30-40 neler oluyor lan, ben napıyorum, naptım napıcam hali
40-50 biraz daha olgunluk, geçmişin meyvelerini yeme ya dahesaplaşma
50-60 biraz daha sakinlik huzur arayışı, amelelik için uygun yaşlar değil.
60-70 dinlence, eğlence hayat geçti bitti
70-80 çeşitli yaşlılık halleri, wise bir adamsanız wise manlik yaparsınız yoksa kimse sizi siklemez
80-90 dedelik!
90-100 daha ne yapasın yaşadın yaşayacağını!

tabii bu anlattıklarım kişiden kişiye de çok değişkenlik gösteriyor. aile faktörü çok önemli, çocukluğu ve gençliği nasıl deneyimlediğimiz, miraslar ve mal varlıkları, arkamızda birileri var mı yok mu, yaşanılan ülke ki avrupa ülkeleri belirli bir finanssal stabilite sağlasa dahi geçmiş yıllarda orada da zengin olamazsınız. devlet kontrolü daha çok üzerinizdedir, iş kurmak, fabrika kurmak vıdı vıdı çok da kolay değil.
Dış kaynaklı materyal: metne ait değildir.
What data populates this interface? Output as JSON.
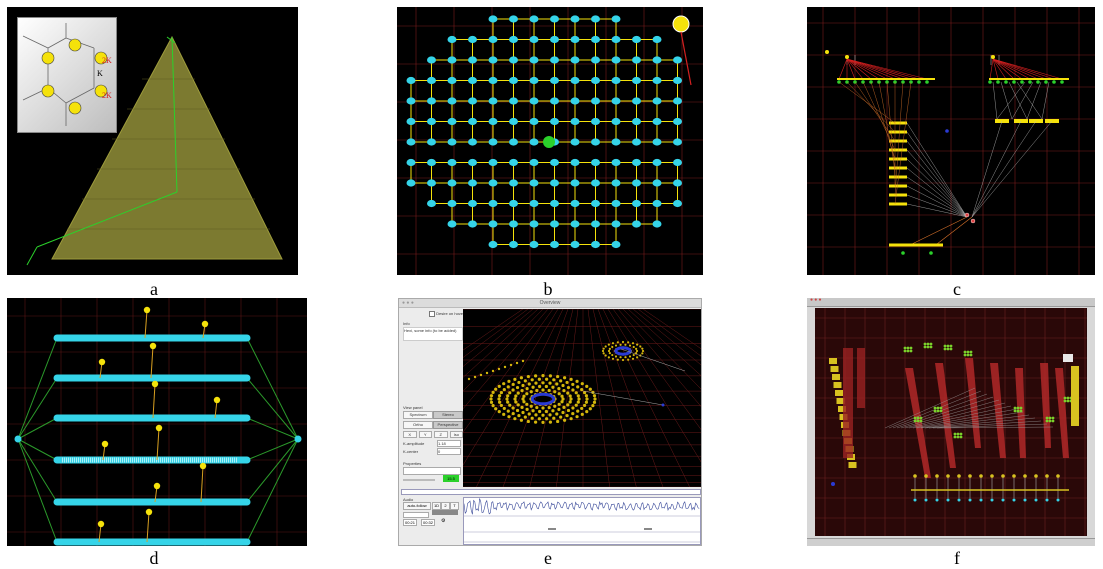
{
  "figure": {
    "panels": [
      {
        "id": "a",
        "caption": "a",
        "inset_labels": {
          "k": "K",
          "two_k_top": "2K",
          "two_k_bottom": "2K"
        }
      },
      {
        "id": "b",
        "caption": "b"
      },
      {
        "id": "c",
        "caption": "c"
      },
      {
        "id": "d",
        "caption": "d"
      },
      {
        "id": "e",
        "caption": "e",
        "window_title": "Overview",
        "checkbox_label": "Desire on hover",
        "info_header": "Info",
        "info_text": "Hexi, some info (to be added)",
        "view_group": "View panel",
        "btn_spectrum": "Spectrum",
        "btn_stereo": "Stereo",
        "btn_ortho": "Ortho",
        "btn_perspective": "Perspective",
        "axis_buttons": [
          "X",
          "Y",
          "Z",
          "Iso"
        ],
        "amplitude_label": "K-amplitude",
        "amplitude_value": "1.18",
        "k_center_label": "K-center",
        "k_center_value": "0",
        "props_header": "Properties",
        "green_value": "15.5",
        "audio_header": "Audio",
        "audio_button": "auto-follow",
        "audio_small": [
          "1D",
          "2",
          "T"
        ],
        "time_a": "00:21",
        "time_b": "00:32"
      },
      {
        "id": "f",
        "caption": "f"
      }
    ],
    "colors": {
      "black": "#000000",
      "grid": "#7a1d1d",
      "cyan": "#35d4e8",
      "yellow": "#f5e20b",
      "green": "#2bd12b",
      "olive": "#8b8b2a",
      "red": "#d42020",
      "blue": "#2a3ad4"
    }
  }
}
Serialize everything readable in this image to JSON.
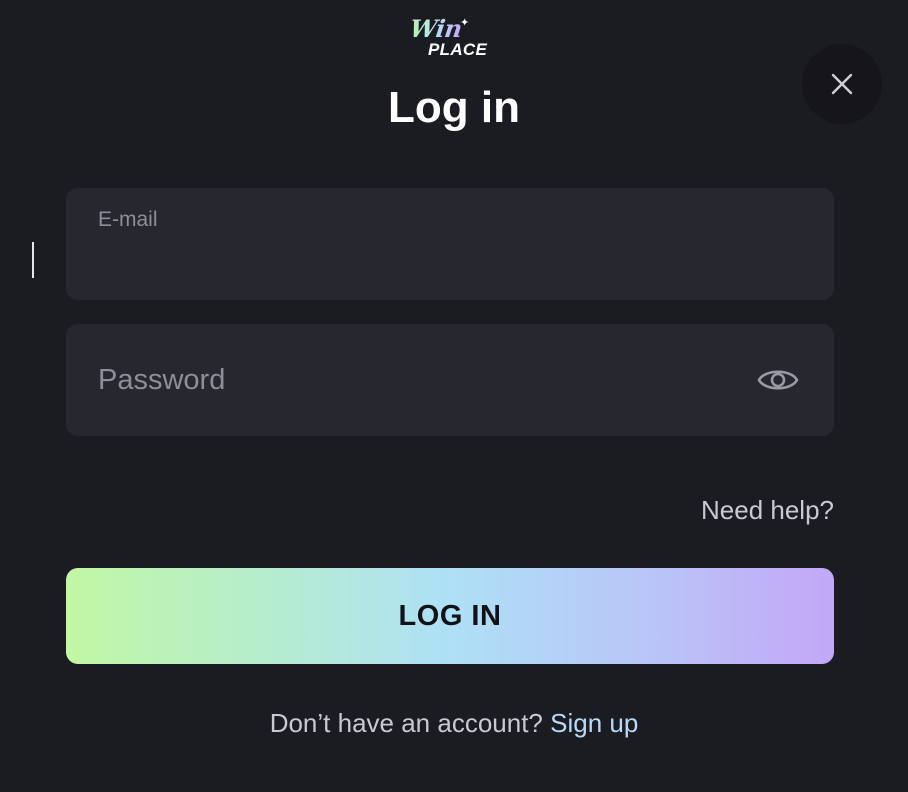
{
  "brand": {
    "logo_top": "Win",
    "logo_bottom": "PLACE"
  },
  "modal": {
    "title": "Log in"
  },
  "form": {
    "email": {
      "label": "E-mail",
      "value": ""
    },
    "password": {
      "placeholder": "Password",
      "value": ""
    },
    "need_help": "Need help?",
    "submit_label": "LOG IN"
  },
  "footer": {
    "prompt": "Don’t have an account?",
    "signup_link": "Sign up"
  },
  "icons": {
    "close": "close-icon",
    "toggle_password": "eye-icon",
    "sparkle": "sparkle-icon"
  },
  "colors": {
    "background": "#1b1b22",
    "field_background": "#272730",
    "close_background": "#15151a",
    "gradient_start": "#c2f7a4",
    "gradient_mid": "#aee0f6",
    "gradient_end": "#c3a7f7",
    "link": "#b9d9f6"
  }
}
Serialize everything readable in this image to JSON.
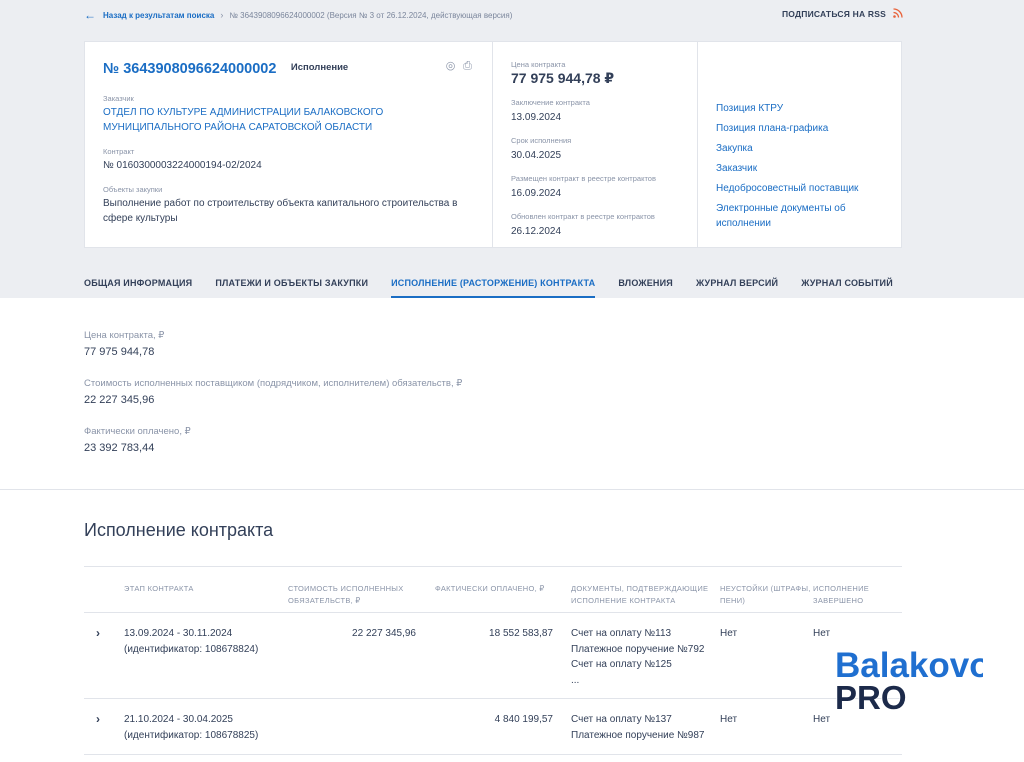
{
  "topbar": {
    "back_label": "Назад к результатам поиска",
    "breadcrumb_current": "№ 3643908096624000002 (Версия № 3 от 26.12.2024, действующая версия)",
    "rss_label": "ПОДПИСАТЬСЯ НА RSS"
  },
  "card": {
    "reg_number": "№ 3643908096624000002",
    "status": "Исполнение",
    "customer_label": "Заказчик",
    "customer_value": "ОТДЕЛ ПО КУЛЬТУРЕ АДМИНИСТРАЦИИ БАЛАКОВСКОГО МУНИЦИПАЛЬНОГО РАЙОНА САРАТОВСКОЙ ОБЛАСТИ",
    "contract_label": "Контракт",
    "contract_value": "№ 0160300003224000194-02/2024",
    "objects_label": "Объекты закупки",
    "objects_value": "Выполнение работ по строительству объекта капитального строительства в сфере культуры",
    "price_label": "Цена контракта",
    "price_value": "77 975 944,78 ₽",
    "conclusion_label": "Заключение контракта",
    "conclusion_value": "13.09.2024",
    "term_label": "Срок исполнения",
    "term_value": "30.04.2025",
    "placed_label": "Размещен контракт в реестре контрактов",
    "placed_value": "16.09.2024",
    "updated_label": "Обновлен контракт в реестре контрактов",
    "updated_value": "26.12.2024",
    "links": [
      "Позиция КТРУ",
      "Позиция плана-графика",
      "Закупка",
      "Заказчик",
      "Недобросовестный поставщик",
      "Электронные документы об исполнении"
    ]
  },
  "tabs": [
    "ОБЩАЯ ИНФОРМАЦИЯ",
    "ПЛАТЕЖИ И ОБЪЕКТЫ ЗАКУПКИ",
    "ИСПОЛНЕНИЕ (РАСТОРЖЕНИЕ) КОНТРАКТА",
    "ВЛОЖЕНИЯ",
    "ЖУРНАЛ ВЕРСИЙ",
    "ЖУРНАЛ СОБЫТИЙ"
  ],
  "active_tab_index": 2,
  "summary": {
    "price_label": "Цена контракта, ₽",
    "price_value": "77 975 944,78",
    "fulfilled_label": "Стоимость исполненных поставщиком (подрядчиком, исполнителем) обязательств, ₽",
    "fulfilled_value": "22 227 345,96",
    "paid_label": "Фактически оплачено, ₽",
    "paid_value": "23 392 783,44"
  },
  "section": {
    "title": "Исполнение контракта"
  },
  "table": {
    "headers": [
      "ЭТАП КОНТРАКТА",
      "СТОИМОСТЬ ИСПОЛНЕННЫХ ОБЯЗАТЕЛЬСТВ, ₽",
      "ФАКТИЧЕСКИ ОПЛАЧЕНО, ₽",
      "ДОКУМЕНТЫ, ПОДТВЕРЖДАЮЩИЕ ИСПОЛНЕНИЕ КОНТРАКТА",
      "НЕУСТОЙКИ (ШТРАФЫ, ПЕНИ)",
      "ИСПОЛНЕНИЕ ЗАВЕРШЕНО"
    ],
    "rows": [
      {
        "period": "13.09.2024 - 30.11.2024",
        "ident": "(идентификатор: 108678824)",
        "fulfilled": "22 227 345,96",
        "paid": "18 552 583,87",
        "docs": [
          "Счет на оплату №113",
          "Платежное поручение №792",
          "Счет на оплату №125",
          "..."
        ],
        "penalties": "Нет",
        "completed": "Нет"
      },
      {
        "period": "21.10.2024 - 30.04.2025",
        "ident": "(идентификатор: 108678825)",
        "fulfilled": "",
        "paid": "4 840 199,57",
        "docs": [
          "Счет на оплату №137",
          "Платежное поручение №987"
        ],
        "penalties": "Нет",
        "completed": "Нет"
      }
    ]
  },
  "watermark": {
    "line1": "Balakovo",
    "line2": "PRO",
    "color_blue": "#1f6fd0",
    "color_dark": "#1c2a4a"
  }
}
olay her ne kadar işssizlik olsa dahi, zaten yapılmaya çalışılan şey bu insan denilen canlıyı sistemin içerisinde tutmak, sistemin içerisinde iyi bir fare değilse de ölmesini sağlamak, değersiz hissettirmek, hasta etmek, her türlü dış uyarıcı ile kolay bir şekilde buluşturmak ve daha çok hasta etmek, derin hipnozda ve uykuda kalmasını sağlamak. kısacası kendinizi suçlamayın ve elinizden gelenin en iyisini yapın. sistemi değiştiremiyorsanız dahi, sistem sevicilik yapmayın ve o sikindirik işlerinizi birer başarı ile gibi göstermeyi bırakın. kimseyi yargılamayın. bu süreçleri atlatmış olduğunuz noktada da ki atlatırsanız bir yaralı parmağa işememezlik yapmayın. olay tamamen mental.